Setelah itu, Abercio benar-benar pergi dari restoran bersama dengan orang-orang tadi. Sementara Allcia masih duduk termenung di kursinya. Hingga tak sadar, air matanya jatuh membasahi kedua pipinya.

***

Baru pertama kali ini Allcia berada di situasi dilema yang menyusahkan. Yang ia lakukan sekarang hanyalah duduk termenung di apartemen Kin setelah tadi ia berbincang dengan Abercio yang membuatnya menguras air matanya.

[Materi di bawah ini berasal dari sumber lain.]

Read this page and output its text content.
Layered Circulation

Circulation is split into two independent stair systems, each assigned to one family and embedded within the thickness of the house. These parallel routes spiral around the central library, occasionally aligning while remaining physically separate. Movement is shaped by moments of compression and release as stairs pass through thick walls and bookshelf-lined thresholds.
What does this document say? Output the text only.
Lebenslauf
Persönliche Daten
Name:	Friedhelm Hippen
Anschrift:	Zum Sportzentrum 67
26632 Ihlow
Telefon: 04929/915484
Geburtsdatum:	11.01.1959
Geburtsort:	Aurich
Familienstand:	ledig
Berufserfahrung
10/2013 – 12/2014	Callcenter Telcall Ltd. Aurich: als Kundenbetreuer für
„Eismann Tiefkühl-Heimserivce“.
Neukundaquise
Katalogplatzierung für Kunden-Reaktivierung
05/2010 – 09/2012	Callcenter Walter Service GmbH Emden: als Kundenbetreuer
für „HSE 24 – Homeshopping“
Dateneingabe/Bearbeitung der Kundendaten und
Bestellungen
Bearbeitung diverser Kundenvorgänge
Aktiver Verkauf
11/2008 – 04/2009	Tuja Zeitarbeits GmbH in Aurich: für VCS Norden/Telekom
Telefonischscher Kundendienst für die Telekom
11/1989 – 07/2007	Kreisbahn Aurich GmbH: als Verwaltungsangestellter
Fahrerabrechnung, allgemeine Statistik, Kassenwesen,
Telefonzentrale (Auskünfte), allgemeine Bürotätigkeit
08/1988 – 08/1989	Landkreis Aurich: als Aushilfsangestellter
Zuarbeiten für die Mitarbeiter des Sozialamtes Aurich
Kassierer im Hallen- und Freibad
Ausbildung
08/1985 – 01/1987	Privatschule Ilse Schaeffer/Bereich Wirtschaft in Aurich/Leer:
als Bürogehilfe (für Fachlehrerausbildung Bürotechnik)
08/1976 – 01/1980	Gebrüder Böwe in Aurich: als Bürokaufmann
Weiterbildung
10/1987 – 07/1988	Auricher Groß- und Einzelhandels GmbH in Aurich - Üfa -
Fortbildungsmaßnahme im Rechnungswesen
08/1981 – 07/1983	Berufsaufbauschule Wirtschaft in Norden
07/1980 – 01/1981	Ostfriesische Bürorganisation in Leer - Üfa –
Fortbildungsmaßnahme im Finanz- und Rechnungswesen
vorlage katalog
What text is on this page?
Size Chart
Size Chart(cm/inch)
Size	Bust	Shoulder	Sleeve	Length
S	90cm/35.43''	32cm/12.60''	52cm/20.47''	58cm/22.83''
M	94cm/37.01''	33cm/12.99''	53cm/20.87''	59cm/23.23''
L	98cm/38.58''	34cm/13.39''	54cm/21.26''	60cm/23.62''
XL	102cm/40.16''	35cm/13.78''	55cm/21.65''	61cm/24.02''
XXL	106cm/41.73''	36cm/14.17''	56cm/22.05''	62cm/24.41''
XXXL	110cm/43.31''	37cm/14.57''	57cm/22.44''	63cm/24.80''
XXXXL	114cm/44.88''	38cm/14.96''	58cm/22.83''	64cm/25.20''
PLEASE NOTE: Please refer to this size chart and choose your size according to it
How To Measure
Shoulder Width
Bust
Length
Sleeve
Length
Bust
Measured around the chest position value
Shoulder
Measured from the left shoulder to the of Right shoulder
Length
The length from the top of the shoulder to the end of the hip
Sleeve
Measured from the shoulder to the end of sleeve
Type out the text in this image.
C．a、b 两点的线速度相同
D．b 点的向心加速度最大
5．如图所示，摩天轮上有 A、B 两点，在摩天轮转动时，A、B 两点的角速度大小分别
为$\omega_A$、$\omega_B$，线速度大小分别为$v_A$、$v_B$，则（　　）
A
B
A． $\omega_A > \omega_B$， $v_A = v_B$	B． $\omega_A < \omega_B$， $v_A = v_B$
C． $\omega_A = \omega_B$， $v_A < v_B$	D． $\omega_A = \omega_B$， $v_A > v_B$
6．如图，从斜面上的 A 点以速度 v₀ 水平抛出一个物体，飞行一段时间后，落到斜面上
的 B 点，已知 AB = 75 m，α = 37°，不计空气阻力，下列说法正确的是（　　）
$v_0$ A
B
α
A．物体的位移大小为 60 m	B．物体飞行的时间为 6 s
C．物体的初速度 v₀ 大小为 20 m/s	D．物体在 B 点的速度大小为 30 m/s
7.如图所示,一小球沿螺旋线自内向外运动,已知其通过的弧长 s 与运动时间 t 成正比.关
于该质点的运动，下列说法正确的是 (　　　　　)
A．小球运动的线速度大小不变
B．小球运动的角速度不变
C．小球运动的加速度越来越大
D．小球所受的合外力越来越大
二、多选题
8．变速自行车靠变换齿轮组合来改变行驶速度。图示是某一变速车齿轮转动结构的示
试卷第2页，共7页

Memikirkan kalimat Abercio tadi benar-benar membuat Allcia pusing. Apabila ia disuruh untuk memilih melihat Allysya, Kin, dan Achraf menderita atau melihat mereka bahagia kembali, tentu saja Allcia tak akan ragu memilih opsi kedua. Tapi, itu berarti dia harus meninggalkan Kin, satu hal yang ia sudah berjanji pada dirinya kalau ia tidak akan melakukannya.

"Hiks."

Memikirkan bagaimana ia dan Kin harus berpisah dengan cara seperti ini membuat Allcia merasa bersalah sekaligus tersakiti. Air matanya tak bisa berhenti sejak tadi dan turun semakin deras.

Satu tangan Allcia yang bergetar bergerak menuju kantong jaketnya. Ia mengambil dua amplop surat berwarna putih. Satu bertuliskan 'Surat Pengunduran Diri' dan satu lagi bertuliskan 'Untuk Kin'.

Masih dengan berlinang air mata, Allcia meletakkan surat-surat itu di atas meja kaca. Sejenak, Allcia menatap ke seluruh ruangan di apartemen Kin, tempat tinggal yang sempat ia dan Kin tinggali bersama. Tapi, sekarang Allcia harus memilih untuk pergi.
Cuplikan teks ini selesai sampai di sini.